Sondaże przewidywały zwycięstwo partii Marine Le Pen, ale tak się jednak nie stało. „Przewidywania sondażowe wywróciła duża frekwencja francuskich wyborów. Nikt nie mógł tego przewidzieć” – powiedział OKO.press dr Jarosław Kuisz z Wydziału Prawa i Administracji Uniwersytetu Warszawskiego, redaktor naczelny „Kultury Liberalnej” związany z paryskim centrum badań naukowych CNRS.
„O tym, że Francuzi tak licznie poszli do wyborów, zdecydował strach przed skrajną prawicą” – dodaje Kuisz. „Macron instrumentalizując tym strachem, u wielu budził niesmak. A pamiętajmy, że Francuzi, słysząc o skrajnej prawicy, często odczytują to w kontekście powrotu do rządów Vichy podczas II wojny światowej i niemieckiej okupacji, kiedy to skrajnie prawicowe grupy urządzały próby zamachu na życie Charles'a de Gaulle'a” – podkreśla Kuisz.
„Przeważyli wyborcy umiarkowani, centrowi, a może nawet centroprawicowi, dla których Zjednoczenie Narodowe nie wydawało się bezpieczną alternatywą” – powiedziała OKO.press Amanda Dziubińska, analityczka ds. Francji w Polskim Instytucie Spraw Międzynarodowych.
"Macron prawdopodobnie nie spodziewał się tak średniego wyniku w wyborach. Zakładał, że albo utrzyma liczbę mandatów, albo straty będą nieznaczne. Tymczasem jego obóz polityczny zmniejszył się o 76 deputowanych, to bardzo dużo” – mówi Dziubińska.
Ekspertka PISM dodaje, że Macron nie doszacował też lewicy. „Macron liczył na to, że lewica nie zdoła się zjednoczyć przed wyborami i każdy pójdzie swoją drogą, jak to miało miejsce w wyborach do Parlamentu Europejskiego. Tak się jednak nie stało".
Wiele osób odetchnęło z ulgą, że partia Marine Le Pen nie uzyskała większości w parlamencie. Ale teraz Francję czeka trudna misja utworzenia rządu koalicyjnego. Nowy Front Ludowy to sojusz partii lewicowych, który został na szybko utworzony miesiąc temu, po tym, jak Macron zapowiedział przedterminowe wybory w dniu ogłoszenia wyników wyborów europejskich, kiedy to Zjednoczenie Narodowe odniosło zdecydowane zwycięstwo.
Prezydent Francji zszokował tym całą Europę, a wielu analityków wskazywało, że to szaleństwo i torowanie drogi do władzy Zjednoczeniu Narodowemu.
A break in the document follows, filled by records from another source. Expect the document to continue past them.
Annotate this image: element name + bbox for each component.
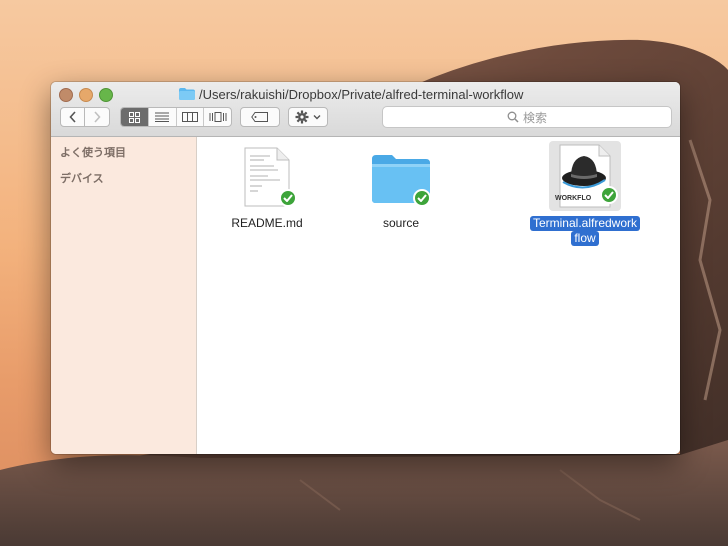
columns-icon (181, 112, 198, 122)
workflow-icon-caption: WORKFLO (555, 195, 592, 202)
forward-button[interactable] (85, 107, 110, 127)
checkmark-icon (604, 191, 614, 199)
sidebar-section-devices[interactable]: デバイス (60, 170, 104, 186)
coverflow-icon (209, 112, 227, 122)
sidebar-section-favorites[interactable]: よく使う項目 (60, 144, 126, 160)
sync-complete-badge (279, 189, 297, 207)
file-name-line-1: Terminal.alfredwork (529, 216, 641, 231)
file-name-line-2: flow (571, 231, 599, 246)
minimize-button[interactable] (79, 88, 93, 102)
close-button[interactable] (59, 88, 73, 102)
file-item-terminal-workflow[interactable]: WORKFLO Terminal.alfredwork flow (519, 141, 651, 253)
zoom-button[interactable] (99, 88, 113, 102)
tag-button[interactable] (240, 107, 280, 127)
view-mode-segmented-control[interactable] (120, 107, 232, 127)
search-field[interactable]: 検索 (382, 106, 672, 128)
file-name-selected: Terminal.alfredwork flow (519, 216, 651, 246)
gear-icon (295, 110, 309, 124)
sync-complete-badge (413, 189, 431, 207)
list-view-button[interactable] (149, 108, 177, 126)
file-item-source[interactable]: source (353, 145, 449, 235)
chevron-down-icon (313, 115, 321, 120)
finder-window: /Users/rakuishi/Dropbox/Private/alfred-t… (51, 82, 680, 454)
coverflow-view-button[interactable] (204, 108, 231, 126)
icon-view-button[interactable] (121, 108, 149, 126)
action-menu-button[interactable] (288, 107, 328, 127)
column-view-button[interactable] (177, 108, 205, 126)
checkmark-icon (283, 194, 293, 202)
grid-icon (128, 111, 140, 123)
chevron-right-icon (94, 111, 101, 123)
back-button[interactable] (60, 107, 85, 127)
sync-complete-badge (600, 186, 618, 204)
tag-icon (251, 112, 268, 122)
path-text: /Users/rakuishi/Dropbox/Private/alfred-t… (199, 86, 524, 102)
search-placeholder: 検索 (522, 110, 547, 125)
file-item-readme[interactable]: README.md (219, 145, 315, 235)
chevron-left-icon (68, 111, 76, 123)
checkmark-icon (417, 194, 427, 202)
title-toolbar: /Users/rakuishi/Dropbox/Private/alfred-t… (51, 82, 680, 137)
file-icon-grid: README.md source WORKFLO Terminal.alfred… (197, 137, 680, 454)
window-title: /Users/rakuishi/Dropbox/Private/alfred-t… (179, 86, 523, 102)
folder-name: source (382, 216, 420, 230)
folder-icon (179, 88, 195, 100)
sidebar: よく使う項目 デバイス (51, 137, 197, 454)
search-icon (507, 111, 519, 123)
list-icon (155, 112, 170, 122)
file-name: README.md (231, 216, 303, 230)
Choć inni uważali, że stoi za tym „makiaweliczny plan”, w którym Macron wolał oddać władzę – czyli większość w parlamencie – partii Marine Le Pen. „Celem tego planu miało być obarczenie Zjednoczenia Narodowego kosztami politycznymi związanymi ze współrządzeniem, aby uniemożliwić lub utrudnić Marine Le Pen zwycięstwo w wyborach prezydenckich w 2027 roku” – mówił OKO.press dr Paweł Zerka, ekspert Europejskiej Rady Spraw Zagranicznych.
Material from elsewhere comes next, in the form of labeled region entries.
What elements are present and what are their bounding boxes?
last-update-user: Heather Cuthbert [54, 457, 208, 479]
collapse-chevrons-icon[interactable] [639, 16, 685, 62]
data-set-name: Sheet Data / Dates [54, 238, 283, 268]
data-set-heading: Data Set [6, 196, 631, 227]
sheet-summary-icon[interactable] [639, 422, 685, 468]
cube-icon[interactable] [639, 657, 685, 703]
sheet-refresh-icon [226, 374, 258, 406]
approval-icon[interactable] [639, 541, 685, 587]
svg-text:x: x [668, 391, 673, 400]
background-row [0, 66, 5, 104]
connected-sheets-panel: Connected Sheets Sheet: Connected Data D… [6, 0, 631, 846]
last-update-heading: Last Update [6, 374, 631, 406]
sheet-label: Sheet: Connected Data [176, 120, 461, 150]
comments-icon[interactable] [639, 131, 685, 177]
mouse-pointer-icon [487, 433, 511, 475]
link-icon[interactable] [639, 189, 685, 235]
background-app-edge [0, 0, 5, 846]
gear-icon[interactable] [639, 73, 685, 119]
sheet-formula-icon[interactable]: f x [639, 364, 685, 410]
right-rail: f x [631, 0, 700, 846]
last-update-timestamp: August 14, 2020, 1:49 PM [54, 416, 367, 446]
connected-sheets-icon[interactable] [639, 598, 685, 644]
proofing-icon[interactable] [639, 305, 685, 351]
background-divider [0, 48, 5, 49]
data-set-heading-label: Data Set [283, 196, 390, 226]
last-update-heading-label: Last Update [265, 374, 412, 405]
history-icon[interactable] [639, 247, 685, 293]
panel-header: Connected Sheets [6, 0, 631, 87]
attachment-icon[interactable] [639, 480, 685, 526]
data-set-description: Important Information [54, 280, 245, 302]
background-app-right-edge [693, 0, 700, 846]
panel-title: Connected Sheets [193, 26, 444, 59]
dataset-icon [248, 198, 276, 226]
„Macron popełnił błąd, rozwiązując Zgromadzenie Narodowe” – mówi Amanda Dziubińska. „Osłabiła się znacząco jego pozycja polityczna. Osłabić się może również wiarygodność Francji jako stabilnego partnera w UE oraz dla inwestorów zagranicznych”.
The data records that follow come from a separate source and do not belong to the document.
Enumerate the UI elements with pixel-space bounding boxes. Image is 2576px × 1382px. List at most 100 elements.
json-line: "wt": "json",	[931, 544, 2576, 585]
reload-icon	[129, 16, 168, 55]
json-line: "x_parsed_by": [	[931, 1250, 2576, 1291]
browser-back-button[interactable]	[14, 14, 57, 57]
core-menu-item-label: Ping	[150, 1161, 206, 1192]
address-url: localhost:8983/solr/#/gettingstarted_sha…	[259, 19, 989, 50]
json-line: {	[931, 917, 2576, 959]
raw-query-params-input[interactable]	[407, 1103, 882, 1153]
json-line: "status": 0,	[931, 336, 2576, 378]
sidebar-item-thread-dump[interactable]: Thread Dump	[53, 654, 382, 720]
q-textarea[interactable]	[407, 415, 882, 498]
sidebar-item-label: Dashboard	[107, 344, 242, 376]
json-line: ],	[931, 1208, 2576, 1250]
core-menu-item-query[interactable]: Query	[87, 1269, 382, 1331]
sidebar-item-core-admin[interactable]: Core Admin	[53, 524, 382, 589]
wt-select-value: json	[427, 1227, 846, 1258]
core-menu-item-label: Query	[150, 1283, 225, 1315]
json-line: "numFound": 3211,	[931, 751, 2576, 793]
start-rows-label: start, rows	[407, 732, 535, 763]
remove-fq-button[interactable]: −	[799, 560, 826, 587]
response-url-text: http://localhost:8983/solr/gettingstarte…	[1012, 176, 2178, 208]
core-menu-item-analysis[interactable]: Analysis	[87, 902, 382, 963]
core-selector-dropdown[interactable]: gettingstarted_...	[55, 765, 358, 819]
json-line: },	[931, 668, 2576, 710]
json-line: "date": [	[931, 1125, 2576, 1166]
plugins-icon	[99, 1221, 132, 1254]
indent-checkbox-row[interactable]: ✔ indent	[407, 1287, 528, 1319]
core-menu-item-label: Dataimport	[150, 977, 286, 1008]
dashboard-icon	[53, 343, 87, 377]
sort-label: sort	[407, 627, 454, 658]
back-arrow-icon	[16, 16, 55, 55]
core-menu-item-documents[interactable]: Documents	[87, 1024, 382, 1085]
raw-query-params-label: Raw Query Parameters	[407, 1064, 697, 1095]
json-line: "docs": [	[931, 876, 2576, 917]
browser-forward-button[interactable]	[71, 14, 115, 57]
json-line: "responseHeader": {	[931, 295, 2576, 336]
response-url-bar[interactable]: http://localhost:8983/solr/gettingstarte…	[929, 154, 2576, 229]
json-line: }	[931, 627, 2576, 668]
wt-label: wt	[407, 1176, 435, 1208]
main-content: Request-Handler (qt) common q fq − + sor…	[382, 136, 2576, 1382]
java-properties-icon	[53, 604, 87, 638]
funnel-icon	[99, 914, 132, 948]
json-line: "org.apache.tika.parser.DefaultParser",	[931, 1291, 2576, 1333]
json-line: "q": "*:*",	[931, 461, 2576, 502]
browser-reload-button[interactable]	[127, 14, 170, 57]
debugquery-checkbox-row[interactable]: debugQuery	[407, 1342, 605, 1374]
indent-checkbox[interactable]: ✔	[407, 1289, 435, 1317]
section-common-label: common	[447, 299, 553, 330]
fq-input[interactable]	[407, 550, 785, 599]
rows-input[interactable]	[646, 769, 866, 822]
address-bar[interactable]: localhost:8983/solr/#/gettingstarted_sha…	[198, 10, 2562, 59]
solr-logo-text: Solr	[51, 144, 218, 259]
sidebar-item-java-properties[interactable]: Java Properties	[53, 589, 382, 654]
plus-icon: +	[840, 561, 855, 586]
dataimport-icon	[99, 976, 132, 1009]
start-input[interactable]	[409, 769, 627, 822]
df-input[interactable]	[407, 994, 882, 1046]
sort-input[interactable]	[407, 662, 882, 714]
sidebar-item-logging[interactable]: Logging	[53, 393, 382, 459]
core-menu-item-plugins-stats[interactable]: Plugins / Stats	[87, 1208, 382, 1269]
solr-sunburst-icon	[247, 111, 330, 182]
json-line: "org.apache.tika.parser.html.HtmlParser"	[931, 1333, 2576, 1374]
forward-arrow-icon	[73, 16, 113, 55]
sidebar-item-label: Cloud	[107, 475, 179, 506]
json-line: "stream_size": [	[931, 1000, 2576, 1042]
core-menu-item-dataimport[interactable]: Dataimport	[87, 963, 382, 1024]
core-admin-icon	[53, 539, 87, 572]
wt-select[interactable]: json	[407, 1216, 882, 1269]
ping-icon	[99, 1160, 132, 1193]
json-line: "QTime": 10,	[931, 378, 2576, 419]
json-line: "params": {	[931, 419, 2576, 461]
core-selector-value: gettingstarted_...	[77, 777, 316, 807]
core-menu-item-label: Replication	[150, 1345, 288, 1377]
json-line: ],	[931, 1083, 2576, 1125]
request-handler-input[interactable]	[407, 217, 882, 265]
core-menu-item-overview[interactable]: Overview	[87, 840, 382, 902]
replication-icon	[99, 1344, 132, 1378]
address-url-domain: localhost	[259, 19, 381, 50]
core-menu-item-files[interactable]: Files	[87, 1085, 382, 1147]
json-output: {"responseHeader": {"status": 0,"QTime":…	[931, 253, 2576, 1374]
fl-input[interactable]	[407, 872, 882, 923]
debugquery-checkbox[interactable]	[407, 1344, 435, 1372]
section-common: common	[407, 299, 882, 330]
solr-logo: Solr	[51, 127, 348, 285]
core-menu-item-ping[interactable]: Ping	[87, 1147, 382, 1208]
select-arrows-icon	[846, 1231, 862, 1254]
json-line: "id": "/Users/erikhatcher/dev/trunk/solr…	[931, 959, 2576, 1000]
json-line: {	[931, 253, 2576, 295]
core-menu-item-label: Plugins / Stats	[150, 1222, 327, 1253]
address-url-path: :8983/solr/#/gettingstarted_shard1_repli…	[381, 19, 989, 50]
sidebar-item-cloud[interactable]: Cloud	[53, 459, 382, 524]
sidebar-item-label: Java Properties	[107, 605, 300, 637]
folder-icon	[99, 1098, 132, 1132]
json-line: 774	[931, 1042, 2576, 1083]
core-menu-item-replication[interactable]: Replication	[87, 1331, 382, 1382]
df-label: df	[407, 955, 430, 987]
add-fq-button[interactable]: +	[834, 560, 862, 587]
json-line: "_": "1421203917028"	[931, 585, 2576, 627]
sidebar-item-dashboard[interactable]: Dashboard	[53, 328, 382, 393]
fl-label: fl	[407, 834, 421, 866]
We Francji premiera mianuje prezydent, kandydat musi uzyskać w parlamencie wotum zaufania – co przy trzech różnych ugrupowaniach mających mniej więcej podobną liczbę mandatów będzie trudne do wykonania.
Sojusz partii lewicowych, czyli Zieloni, Socjaliści, Komuniści i politycy skrajnie lewicowej Francji Niepokornej (LFI) Jeana-Luca Mélenchona wciąż dyskutują, kogo wyłonić na przyszłego szefa rządu. Rozmowy dotyczą także tego, czy Lewica będzie chciała się otworzyć na koalicję z innymi siłami w parlamencie.
„Rezultatem wygranej może być wewnętrzny podział francuskiej lewicy, ponieważ jest to blok zróżnicowany programowo” – mówi Kuisz.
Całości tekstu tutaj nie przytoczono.